Joel Meyerowitz, fotografo americano di fama mondiale, è emerso dall’oscurità del palcoscenico, accolto dall’acclamazione di una platea colma. L’entusiasmo diffuso è andato crescendo per tutta la durata della sua lectio magistralis o, come ha preferito definire lui stesso l’incontro, il suo dialogo con noi.

75 anni di carisma, umiltà e passione per la sua Leica 35mm che porta con sé ovunque vada, anche quel pomeriggio sul palco. Perché non si può mai sapere chi incontrerà, che cosa accadrà. Proprio come quando, tre giorni prima dell’11 settembre, aveva osservato lo skyline newyorkese, pensando di poter immortalare le Torri Gemelle quando voleva.

In un’ora intensa ci ha fatto ripercorrere i vari stadi della sua vita dal 1962 alla tragedia del 2001, illustrando come in questi 50 anni la sua fotografia si sia evoluta e sia diventata sempre più consapevole.
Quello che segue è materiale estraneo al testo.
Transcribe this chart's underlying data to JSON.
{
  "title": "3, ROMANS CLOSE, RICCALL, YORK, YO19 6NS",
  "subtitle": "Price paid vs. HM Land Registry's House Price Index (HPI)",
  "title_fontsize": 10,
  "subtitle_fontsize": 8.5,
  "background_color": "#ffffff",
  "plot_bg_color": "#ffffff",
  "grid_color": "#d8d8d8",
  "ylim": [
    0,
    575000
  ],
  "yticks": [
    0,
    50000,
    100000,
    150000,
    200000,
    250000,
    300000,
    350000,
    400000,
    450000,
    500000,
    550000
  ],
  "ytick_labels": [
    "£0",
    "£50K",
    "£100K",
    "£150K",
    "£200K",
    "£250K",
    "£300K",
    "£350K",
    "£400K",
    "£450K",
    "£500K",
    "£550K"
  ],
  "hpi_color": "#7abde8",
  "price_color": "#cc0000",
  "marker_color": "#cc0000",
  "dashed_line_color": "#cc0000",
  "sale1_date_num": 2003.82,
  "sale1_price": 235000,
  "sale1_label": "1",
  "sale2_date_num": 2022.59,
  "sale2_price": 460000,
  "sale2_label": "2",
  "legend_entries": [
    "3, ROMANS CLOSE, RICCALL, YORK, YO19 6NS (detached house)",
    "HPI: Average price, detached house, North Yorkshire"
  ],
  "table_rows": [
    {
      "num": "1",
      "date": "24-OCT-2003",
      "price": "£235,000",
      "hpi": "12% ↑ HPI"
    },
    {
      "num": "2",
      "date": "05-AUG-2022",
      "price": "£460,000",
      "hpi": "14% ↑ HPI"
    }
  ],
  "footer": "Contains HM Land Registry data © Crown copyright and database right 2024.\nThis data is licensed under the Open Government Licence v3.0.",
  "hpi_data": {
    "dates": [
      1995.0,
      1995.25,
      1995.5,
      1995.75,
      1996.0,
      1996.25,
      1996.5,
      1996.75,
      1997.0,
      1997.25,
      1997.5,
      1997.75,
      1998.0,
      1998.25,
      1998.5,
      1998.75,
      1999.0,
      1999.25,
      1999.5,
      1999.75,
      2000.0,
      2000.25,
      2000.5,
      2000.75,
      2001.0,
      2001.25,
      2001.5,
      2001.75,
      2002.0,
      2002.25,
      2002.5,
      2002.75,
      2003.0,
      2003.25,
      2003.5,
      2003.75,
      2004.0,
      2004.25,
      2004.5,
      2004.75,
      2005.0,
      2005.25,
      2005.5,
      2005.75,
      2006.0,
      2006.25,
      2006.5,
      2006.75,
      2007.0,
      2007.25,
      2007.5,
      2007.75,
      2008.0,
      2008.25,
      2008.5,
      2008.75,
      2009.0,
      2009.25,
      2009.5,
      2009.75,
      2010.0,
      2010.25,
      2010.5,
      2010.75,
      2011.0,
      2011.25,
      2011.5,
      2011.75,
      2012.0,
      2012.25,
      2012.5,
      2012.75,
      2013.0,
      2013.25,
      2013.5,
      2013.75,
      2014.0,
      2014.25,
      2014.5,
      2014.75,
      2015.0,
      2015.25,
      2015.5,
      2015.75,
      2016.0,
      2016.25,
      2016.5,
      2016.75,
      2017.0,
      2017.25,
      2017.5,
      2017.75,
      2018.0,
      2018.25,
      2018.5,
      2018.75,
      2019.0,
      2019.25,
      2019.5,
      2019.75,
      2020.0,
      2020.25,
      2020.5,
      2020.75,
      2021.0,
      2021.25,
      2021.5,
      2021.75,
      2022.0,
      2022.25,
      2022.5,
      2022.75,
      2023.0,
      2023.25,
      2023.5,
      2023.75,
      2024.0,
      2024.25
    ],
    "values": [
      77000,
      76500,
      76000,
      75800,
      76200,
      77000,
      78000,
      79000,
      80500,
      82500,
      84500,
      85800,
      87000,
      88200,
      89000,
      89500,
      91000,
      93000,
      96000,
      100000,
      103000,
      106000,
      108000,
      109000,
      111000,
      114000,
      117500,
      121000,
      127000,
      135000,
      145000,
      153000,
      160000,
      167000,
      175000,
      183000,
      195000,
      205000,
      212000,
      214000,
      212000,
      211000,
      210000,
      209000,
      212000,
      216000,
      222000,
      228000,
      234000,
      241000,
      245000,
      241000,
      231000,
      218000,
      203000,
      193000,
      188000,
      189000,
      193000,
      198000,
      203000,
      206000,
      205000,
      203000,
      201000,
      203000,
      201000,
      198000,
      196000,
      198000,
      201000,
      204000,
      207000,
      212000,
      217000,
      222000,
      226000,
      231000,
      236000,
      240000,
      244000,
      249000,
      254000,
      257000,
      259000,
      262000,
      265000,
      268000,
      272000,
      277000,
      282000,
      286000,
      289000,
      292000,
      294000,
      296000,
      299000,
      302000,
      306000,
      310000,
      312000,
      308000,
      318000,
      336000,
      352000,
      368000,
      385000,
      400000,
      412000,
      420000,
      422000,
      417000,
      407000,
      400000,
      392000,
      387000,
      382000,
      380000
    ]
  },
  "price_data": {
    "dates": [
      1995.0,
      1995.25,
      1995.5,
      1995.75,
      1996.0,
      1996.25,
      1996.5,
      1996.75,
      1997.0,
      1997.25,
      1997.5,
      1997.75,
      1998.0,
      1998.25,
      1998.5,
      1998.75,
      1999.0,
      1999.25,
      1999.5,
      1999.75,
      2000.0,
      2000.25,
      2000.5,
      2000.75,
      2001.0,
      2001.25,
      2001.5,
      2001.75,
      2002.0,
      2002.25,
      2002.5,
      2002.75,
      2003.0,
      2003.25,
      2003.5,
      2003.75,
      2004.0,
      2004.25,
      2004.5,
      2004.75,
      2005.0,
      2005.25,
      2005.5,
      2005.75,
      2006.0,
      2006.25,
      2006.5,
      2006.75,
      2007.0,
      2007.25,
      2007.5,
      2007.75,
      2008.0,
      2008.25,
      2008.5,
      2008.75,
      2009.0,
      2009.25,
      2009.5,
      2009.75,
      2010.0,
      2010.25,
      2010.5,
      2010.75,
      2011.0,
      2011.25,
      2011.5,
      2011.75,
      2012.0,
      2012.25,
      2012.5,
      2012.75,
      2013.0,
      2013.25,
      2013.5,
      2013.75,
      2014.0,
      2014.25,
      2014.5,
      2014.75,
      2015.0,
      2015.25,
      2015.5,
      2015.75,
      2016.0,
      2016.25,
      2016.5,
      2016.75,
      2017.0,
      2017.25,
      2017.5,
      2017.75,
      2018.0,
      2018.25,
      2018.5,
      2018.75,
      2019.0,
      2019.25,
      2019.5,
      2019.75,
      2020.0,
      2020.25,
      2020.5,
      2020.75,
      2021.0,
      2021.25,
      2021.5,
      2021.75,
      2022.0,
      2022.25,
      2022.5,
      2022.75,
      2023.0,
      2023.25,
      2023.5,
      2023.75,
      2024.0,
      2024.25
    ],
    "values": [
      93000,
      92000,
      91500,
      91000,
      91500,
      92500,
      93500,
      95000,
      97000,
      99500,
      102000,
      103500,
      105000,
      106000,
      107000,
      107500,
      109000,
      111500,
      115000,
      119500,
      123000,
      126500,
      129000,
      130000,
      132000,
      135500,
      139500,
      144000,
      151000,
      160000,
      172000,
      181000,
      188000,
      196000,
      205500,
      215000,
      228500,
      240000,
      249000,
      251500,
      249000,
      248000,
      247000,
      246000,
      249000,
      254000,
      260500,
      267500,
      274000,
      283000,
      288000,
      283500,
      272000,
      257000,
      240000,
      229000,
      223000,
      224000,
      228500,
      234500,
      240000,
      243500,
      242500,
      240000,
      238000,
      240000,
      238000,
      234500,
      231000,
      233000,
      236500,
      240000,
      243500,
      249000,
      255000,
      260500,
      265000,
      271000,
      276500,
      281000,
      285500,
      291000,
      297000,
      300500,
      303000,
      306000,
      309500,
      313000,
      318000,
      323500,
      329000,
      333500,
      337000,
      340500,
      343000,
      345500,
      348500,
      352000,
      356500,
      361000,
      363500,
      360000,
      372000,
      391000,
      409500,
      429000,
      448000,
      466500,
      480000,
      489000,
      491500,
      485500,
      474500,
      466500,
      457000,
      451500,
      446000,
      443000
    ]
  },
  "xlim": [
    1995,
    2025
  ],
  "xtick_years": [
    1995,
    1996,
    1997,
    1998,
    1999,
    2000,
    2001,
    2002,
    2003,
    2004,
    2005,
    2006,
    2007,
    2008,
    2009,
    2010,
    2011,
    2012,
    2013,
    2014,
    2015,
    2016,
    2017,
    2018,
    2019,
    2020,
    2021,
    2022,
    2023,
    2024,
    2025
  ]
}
Partendo dunque da un’esigenza di comunicare e condividere la propria interiorità, fu tra i primi ad utilizzare pellicole a colori, allora considerate meno nobili della scala di grigi. Joel comprese la potenza comunicativa del colore e decide di seguire il suo istinto.
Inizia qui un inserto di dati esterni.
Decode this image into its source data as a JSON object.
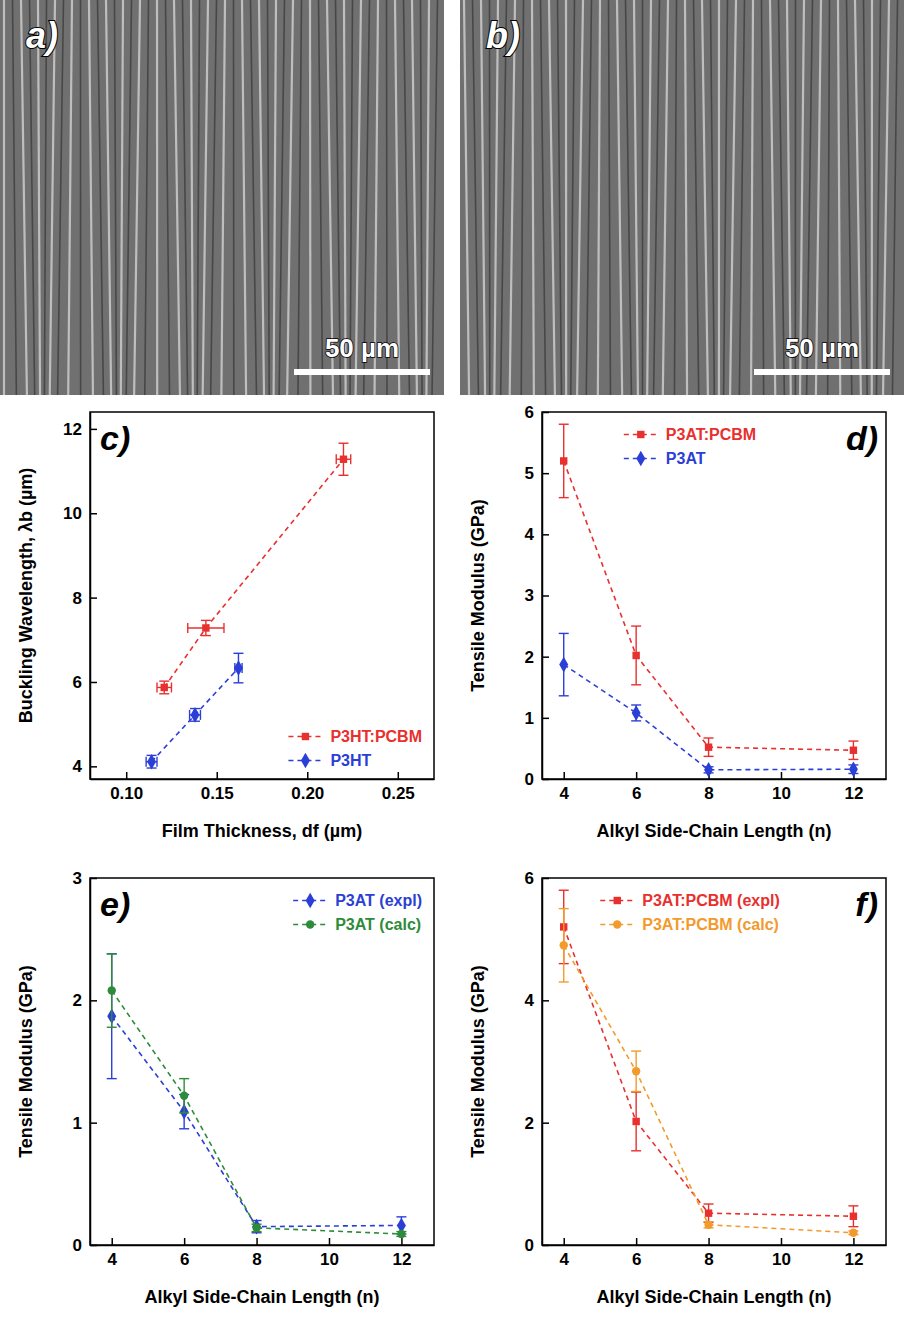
{
  "images": [
    {
      "label": "a)",
      "scale_bar": "50 µm"
    },
    {
      "label": "b)",
      "scale_bar": "50 µm"
    }
  ],
  "chart_data": [
    {
      "type": "line",
      "panel_label": "c)",
      "xlabel": "Film Thickness, df (µm)",
      "ylabel": "Buckling Wavelength, λb (µm)",
      "xlim": [
        0.08,
        0.27
      ],
      "xticks": [
        {
          "value": 0.1,
          "label": "0.10"
        },
        {
          "value": 0.15,
          "label": "0.15"
        },
        {
          "value": 0.2,
          "label": "0.20"
        },
        {
          "value": 0.25,
          "label": "0.25"
        }
      ],
      "ylim": [
        3.7,
        12.4
      ],
      "yticks": [
        4,
        6,
        8,
        10,
        12
      ],
      "legend": "lower right",
      "series": [
        {
          "name": "P3HT:PCBM",
          "color": "#e8302e",
          "marker": "square",
          "line_style": "dashed",
          "x": [
            0.121,
            0.144,
            0.22
          ],
          "x_errors": [
            0.004,
            0.01,
            0.004
          ],
          "values": [
            5.87,
            7.28,
            11.28
          ],
          "errors": [
            0.15,
            0.18,
            0.38
          ]
        },
        {
          "name": "P3HT",
          "color": "#2b3fd6",
          "marker": "diamond",
          "line_style": "dashed",
          "x": [
            0.114,
            0.138,
            0.162
          ],
          "x_errors": [
            0.003,
            0.003,
            0.002
          ],
          "values": [
            4.11,
            5.22,
            6.33
          ],
          "errors": [
            0.15,
            0.15,
            0.35
          ]
        }
      ]
    },
    {
      "type": "line",
      "panel_label": "d)",
      "xlabel": "Alkyl Side-Chain Length (n)",
      "ylabel": "Tensile Modulus (GPa)",
      "x": [
        4,
        6,
        8,
        12
      ],
      "xlim": [
        3.4,
        12.9
      ],
      "xticks": [
        4,
        6,
        8,
        10,
        12
      ],
      "ylim": [
        0,
        6
      ],
      "yticks": [
        0,
        1,
        2,
        3,
        4,
        5,
        6
      ],
      "legend": "upper center",
      "series": [
        {
          "name": "P3AT:PCBM",
          "color": "#e8302e",
          "marker": "square",
          "line_style": "dashed",
          "values": [
            5.2,
            2.02,
            0.52,
            0.47
          ],
          "errors": [
            0.6,
            0.48,
            0.15,
            0.15
          ]
        },
        {
          "name": "P3AT",
          "color": "#2b3fd6",
          "marker": "diamond",
          "line_style": "dashed",
          "values": [
            1.87,
            1.08,
            0.15,
            0.16
          ],
          "errors": [
            0.51,
            0.13,
            0.05,
            0.07
          ]
        }
      ]
    },
    {
      "type": "line",
      "panel_label": "e)",
      "xlabel": "Alkyl Side-Chain Length (n)",
      "ylabel": "Tensile Modulus (GPa)",
      "x": [
        4,
        6,
        8,
        12
      ],
      "xlim": [
        3.4,
        12.9
      ],
      "xticks": [
        4,
        6,
        8,
        10,
        12
      ],
      "ylim": [
        0,
        3
      ],
      "yticks": [
        0,
        1,
        2,
        3
      ],
      "legend": "upper right",
      "series": [
        {
          "name": "P3AT (expl)",
          "color": "#2b3fd6",
          "marker": "diamond",
          "line_style": "dashed",
          "values": [
            1.87,
            1.09,
            0.15,
            0.16
          ],
          "errors": [
            0.51,
            0.14,
            0.05,
            0.07
          ]
        },
        {
          "name": "P3AT (calc)",
          "color": "#2e8b3a",
          "marker": "circle",
          "line_style": "dashed",
          "values": [
            2.08,
            1.22,
            0.14,
            0.09
          ],
          "errors": [
            0.3,
            0.14,
            0.03,
            0.02
          ]
        }
      ]
    },
    {
      "type": "line",
      "panel_label": "f)",
      "xlabel": "Alkyl Side-Chain Length (n)",
      "ylabel": "Tensile Modulus (GPa)",
      "x": [
        4,
        6,
        8,
        12
      ],
      "xlim": [
        3.4,
        12.9
      ],
      "xticks": [
        4,
        6,
        8,
        10,
        12
      ],
      "ylim": [
        0,
        6
      ],
      "yticks": [
        0,
        2,
        4,
        6
      ],
      "legend": "upper center",
      "series": [
        {
          "name": "P3AT:PCBM (expl)",
          "color": "#e8302e",
          "marker": "square",
          "line_style": "dashed",
          "values": [
            5.2,
            2.02,
            0.52,
            0.47
          ],
          "errors": [
            0.6,
            0.48,
            0.15,
            0.17
          ]
        },
        {
          "name": "P3AT:PCBM (calc)",
          "color": "#f39a2c",
          "marker": "circle",
          "line_style": "dashed",
          "values": [
            4.9,
            2.84,
            0.33,
            0.2
          ],
          "errors": [
            0.6,
            0.33,
            0.05,
            0.03
          ]
        }
      ]
    }
  ]
}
Affascinato dall’egoismo frenetico delle metropoli, che permette di immortalare in un unico scatto l’energia che per pochi istanti intercorre tra persone senza alcun legame, si dedicò dapprima alla street photography. Iniziò a trascorrere le sue giornate per le strade di New York, intercettando espressioni e movimenti, sperimentando giochi di luce ed inquadrature, orchestrando sensazioni attraverso il suo obiettivo.
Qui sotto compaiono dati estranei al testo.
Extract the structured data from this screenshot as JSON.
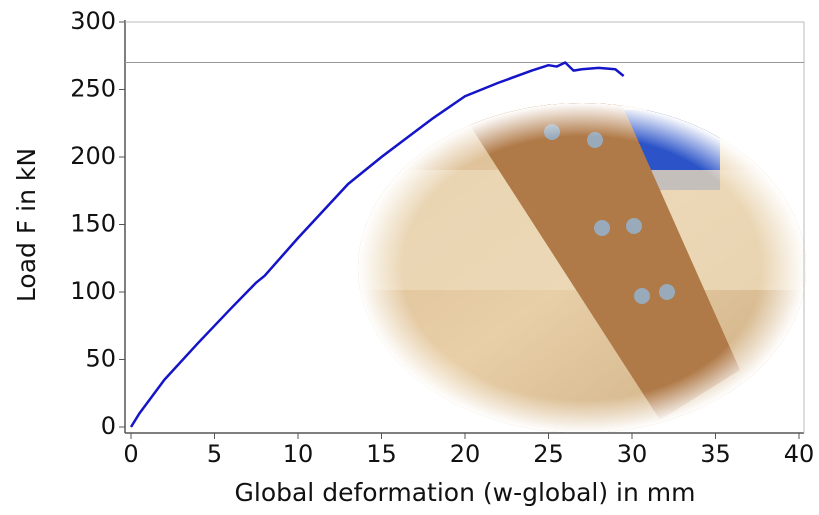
{
  "chart_data": {
    "type": "line",
    "xlabel": "Global deformation (w-global) in mm",
    "ylabel": "Load F in kN",
    "x": [
      0,
      0.5,
      2,
      4,
      6,
      7.5,
      8,
      10,
      13,
      15,
      18,
      20,
      22,
      24,
      25,
      25.5,
      26,
      26.5,
      27,
      28,
      29,
      29.5
    ],
    "series": [
      {
        "color": "#1414c8",
        "values": [
          0,
          10,
          35,
          62,
          88,
          107,
          112,
          140,
          180,
          200,
          228,
          245,
          255,
          264,
          268,
          267,
          270,
          264,
          265,
          266,
          265,
          260
        ]
      }
    ],
    "hline": 270,
    "xlim": [
      0,
      40
    ],
    "xticks": [
      0,
      5,
      10,
      15,
      20,
      25,
      30,
      35,
      40
    ],
    "ylim": [
      0,
      300
    ],
    "yticks": [
      0,
      50,
      100,
      150,
      200,
      250,
      300
    ]
  }
}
Decise poi di partire per tre mesi, girando gli Stati Uniti su un furgoncino Volkswagen con la sua macchina fotografice appoggiata sulle ginocchia. Guidando e, contemporaneamente, scattando dal finestrino più di 2000 paesaggi.

“Crime scene – no photography allowed”. Queste brusche parole interruppero Meyerowitz intento a fare un reportage poche ore dopo l’attentato al World Trade Center. Interruppero ma non fermarono: per nove mesi visse tra le macerie di quel “cimitero soleggiato” chiamato Ground Zero. Perché questo divieto significava “no history” e Joel non ne era d’accordo.

Joel2

Grazie a Leica Camera Italia per aver organizzato questa straordinaria lezione di vita. Grazie al Maestro Joel Meyerowitz per avermi fatto appassionare ancora di più a questa forma d’arte che già amavo.

“If you don’t have a camera, you don’t see it”.